NRTK Pathway
Phosphate groups are added to tyrosine residues on protein substrates by enzymes known as protein tyrosine kinases (PTKs). Proteins can alter in function and/or enzymatic activity by phosphorylation, and these changes trigger particular biological reactions. PTKs are divided into two classes: cytoplasmic non-receptor PTKs and transmembrane receptor PTKs (NRTKs). NRTKs participate in the transmission of extracellular signals, which frequently interact with transmembrane receptors. As a result, they play a crucial role in signaling pathways that control essential biological processes such as cell differentiation, death, survival, and proliferation. The activity of NRTKs is closely controlled, and overexpression or deregulation of NRTKs has been linked to cancer development and malignant transformation.
The mechanics of numerous cellular processes, including those implicated in carcinogenesis, have been clarified through research on NRTKs. It should come as no surprise that a number of tyrosine kinase inhibitors are currently being used to treat a variety of cancers, and others are being researched. The nine major families of NRTKs and their signaling pathways in both healthy and malignant cells are the topics of this review.

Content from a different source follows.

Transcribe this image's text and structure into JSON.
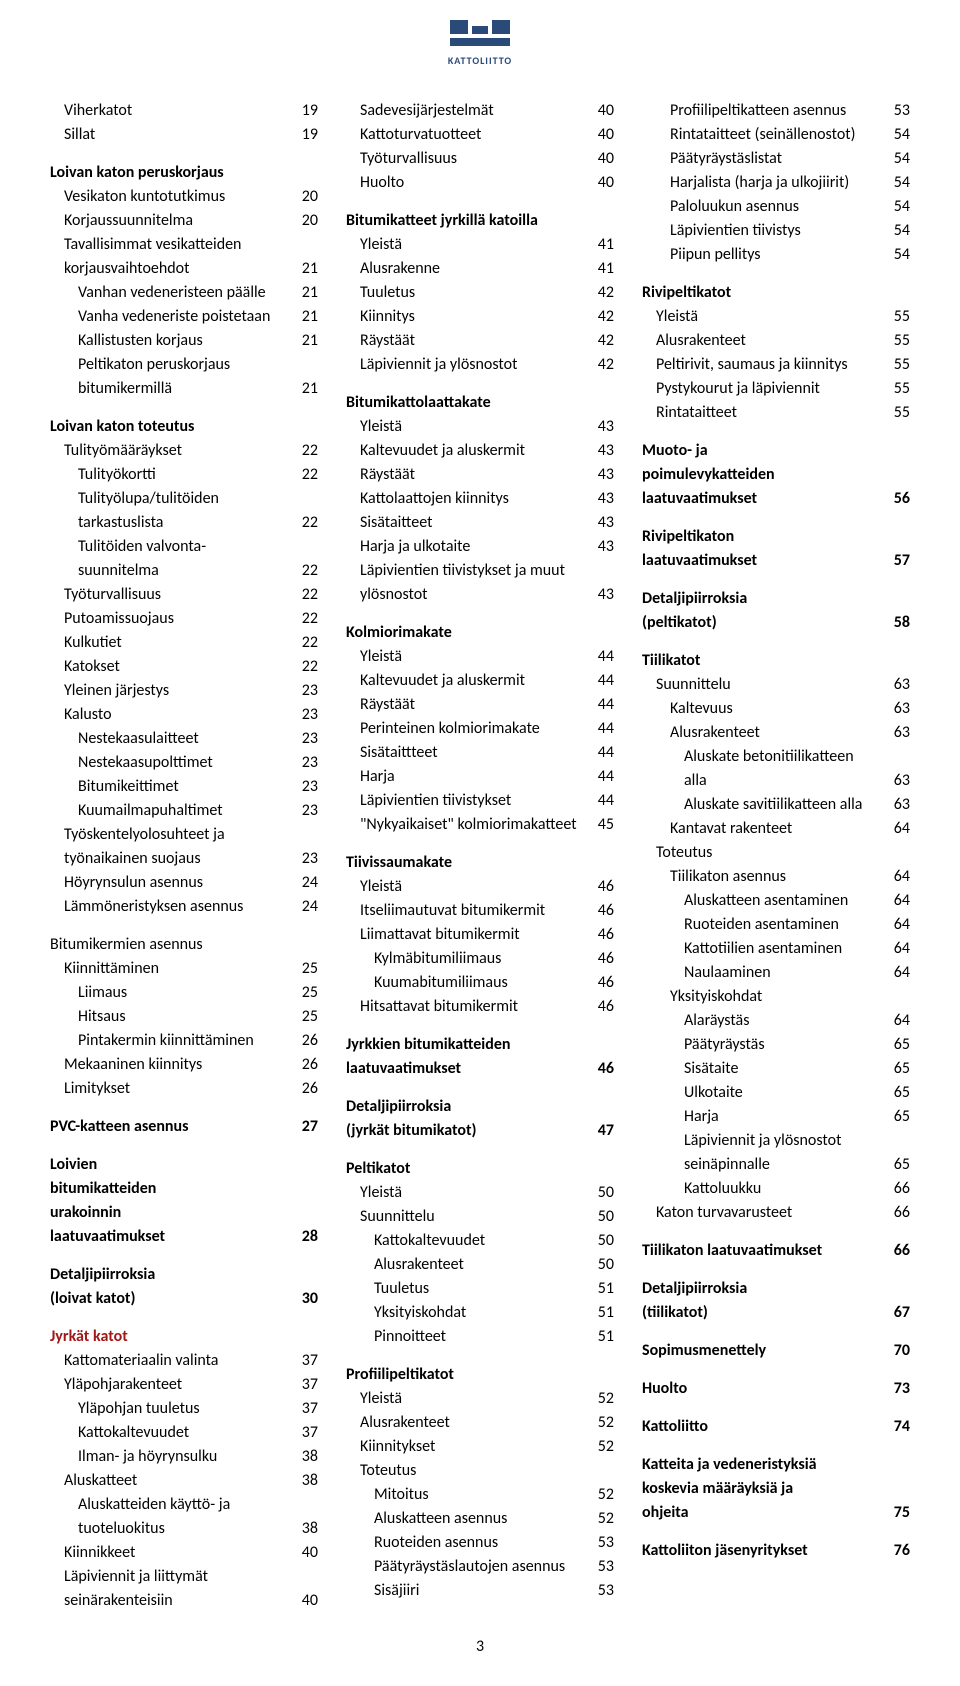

Non-Receptor Tyrosine Kinase Signaling
Non-receptor tyrosine kinases (NRTKs), which can activate intracellular signals generated from external receptors, are a subset of tyrosine kinases, intracellular cytoplasmic proteins, or tethered to the cell membrane. Based mostly on similarities in the kinase domain sequences, they can be divided into nine subfamilies. These are the kinases from the ABL, FES, JAK, ACK, SYK, TEC, FAK, SRC, and CSK families.

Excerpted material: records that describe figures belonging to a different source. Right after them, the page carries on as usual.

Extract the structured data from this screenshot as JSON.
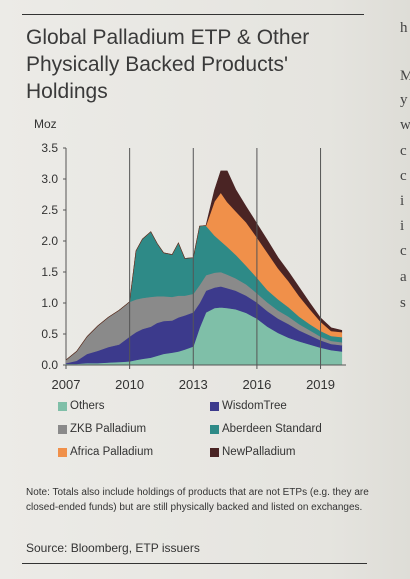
{
  "title_lines": [
    "Global Palladium ETP & Other",
    "Physically Backed Products'",
    "Holdings"
  ],
  "note": "Note: Totals also include holdings of products that are not ETPs (e.g. they are closed-ended funds) but are still physically backed and listed on exchanges.",
  "source": "Source: Bloomberg, ETP issuers",
  "right_column_letters": [
    "h",
    "M",
    "y",
    "w",
    "c",
    "c",
    "i",
    "i",
    "c",
    "a",
    "s"
  ],
  "chart_data": {
    "type": "area",
    "stacked": true,
    "ylabel": "Moz",
    "ylim": [
      0,
      3.5
    ],
    "yticks": [
      "0.0",
      "0.5",
      "1.0",
      "1.5",
      "2.0",
      "2.5",
      "3.0",
      "3.5"
    ],
    "xlim": [
      2007,
      2020.2
    ],
    "xticks": [
      "2007",
      "2010",
      "2013",
      "2016",
      "2019"
    ],
    "vertical_lines": [
      2010,
      2013,
      2016,
      2019
    ],
    "x": [
      2007.0,
      2007.5,
      2008.0,
      2008.5,
      2009.0,
      2009.5,
      2010.0,
      2010.3,
      2010.6,
      2011.0,
      2011.3,
      2011.6,
      2012.0,
      2012.3,
      2012.6,
      2013.0,
      2013.3,
      2013.6,
      2014.0,
      2014.3,
      2014.6,
      2015.0,
      2015.5,
      2016.0,
      2016.5,
      2017.0,
      2017.5,
      2018.0,
      2018.5,
      2019.0,
      2019.5,
      2020.0
    ],
    "series": [
      {
        "name": "Others",
        "color": "#7fbfa8",
        "values": [
          0.02,
          0.02,
          0.03,
          0.03,
          0.04,
          0.05,
          0.06,
          0.08,
          0.1,
          0.12,
          0.15,
          0.18,
          0.2,
          0.22,
          0.25,
          0.3,
          0.6,
          0.85,
          0.92,
          0.93,
          0.92,
          0.9,
          0.84,
          0.75,
          0.62,
          0.52,
          0.44,
          0.38,
          0.33,
          0.28,
          0.24,
          0.22
        ]
      },
      {
        "name": "WisdomTree",
        "color": "#3c3a8c",
        "values": [
          0.01,
          0.05,
          0.15,
          0.2,
          0.25,
          0.28,
          0.4,
          0.45,
          0.48,
          0.5,
          0.53,
          0.53,
          0.52,
          0.55,
          0.55,
          0.55,
          0.4,
          0.35,
          0.33,
          0.34,
          0.32,
          0.3,
          0.28,
          0.26,
          0.25,
          0.23,
          0.22,
          0.18,
          0.15,
          0.12,
          0.1,
          0.1
        ]
      },
      {
        "name": "ZKB Palladium",
        "color": "#8a8a8a",
        "values": [
          0.05,
          0.15,
          0.28,
          0.4,
          0.48,
          0.55,
          0.56,
          0.53,
          0.5,
          0.48,
          0.43,
          0.4,
          0.38,
          0.35,
          0.32,
          0.3,
          0.29,
          0.25,
          0.24,
          0.23,
          0.22,
          0.2,
          0.18,
          0.15,
          0.14,
          0.13,
          0.12,
          0.1,
          0.08,
          0.06,
          0.05,
          0.05
        ]
      },
      {
        "name": "Aberdeen Standard",
        "color": "#2e8a87",
        "values": [
          0.0,
          0.0,
          0.0,
          0.0,
          0.0,
          0.0,
          0.0,
          0.78,
          0.95,
          1.05,
          0.85,
          0.7,
          0.68,
          0.85,
          0.6,
          0.58,
          0.95,
          0.8,
          0.6,
          0.5,
          0.45,
          0.38,
          0.3,
          0.25,
          0.2,
          0.18,
          0.15,
          0.12,
          0.1,
          0.09,
          0.08,
          0.08
        ]
      },
      {
        "name": "Africa Palladium",
        "color": "#f0904a",
        "values": [
          0.0,
          0.0,
          0.0,
          0.0,
          0.0,
          0.0,
          0.0,
          0.0,
          0.0,
          0.0,
          0.0,
          0.0,
          0.0,
          0.0,
          0.0,
          0.0,
          0.0,
          0.0,
          0.55,
          0.78,
          0.72,
          0.7,
          0.7,
          0.65,
          0.6,
          0.5,
          0.42,
          0.33,
          0.24,
          0.15,
          0.08,
          0.08
        ]
      },
      {
        "name": "NewPalladium",
        "color": "#4a2424",
        "values": [
          0.0,
          0.0,
          0.0,
          0.0,
          0.0,
          0.0,
          0.0,
          0.0,
          0.0,
          0.0,
          0.0,
          0.0,
          0.0,
          0.0,
          0.0,
          0.0,
          0.0,
          0.0,
          0.18,
          0.35,
          0.5,
          0.35,
          0.25,
          0.22,
          0.2,
          0.17,
          0.15,
          0.14,
          0.1,
          0.06,
          0.05,
          0.03
        ]
      }
    ],
    "legend_position": "bottom"
  }
}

NRTKs, which have a great deal of structural variety, don’t have receptor-like characteristics such as an extracellular ligand-binding domain or a transmembrane-spanning domain. They are made up of a large cytoplasmic C-terminal region and an N-terminal section of a common kinase domain that spans around 300 residues. Additionally, they frequently contain a number of extra SH2, SH3, and PH domains, which are signaling or protein-protein interaction domains. The protein substrate’s tyrosine sequence interacts with the residues of the C terminal domain by the binding of the ATP molecule between the two domains.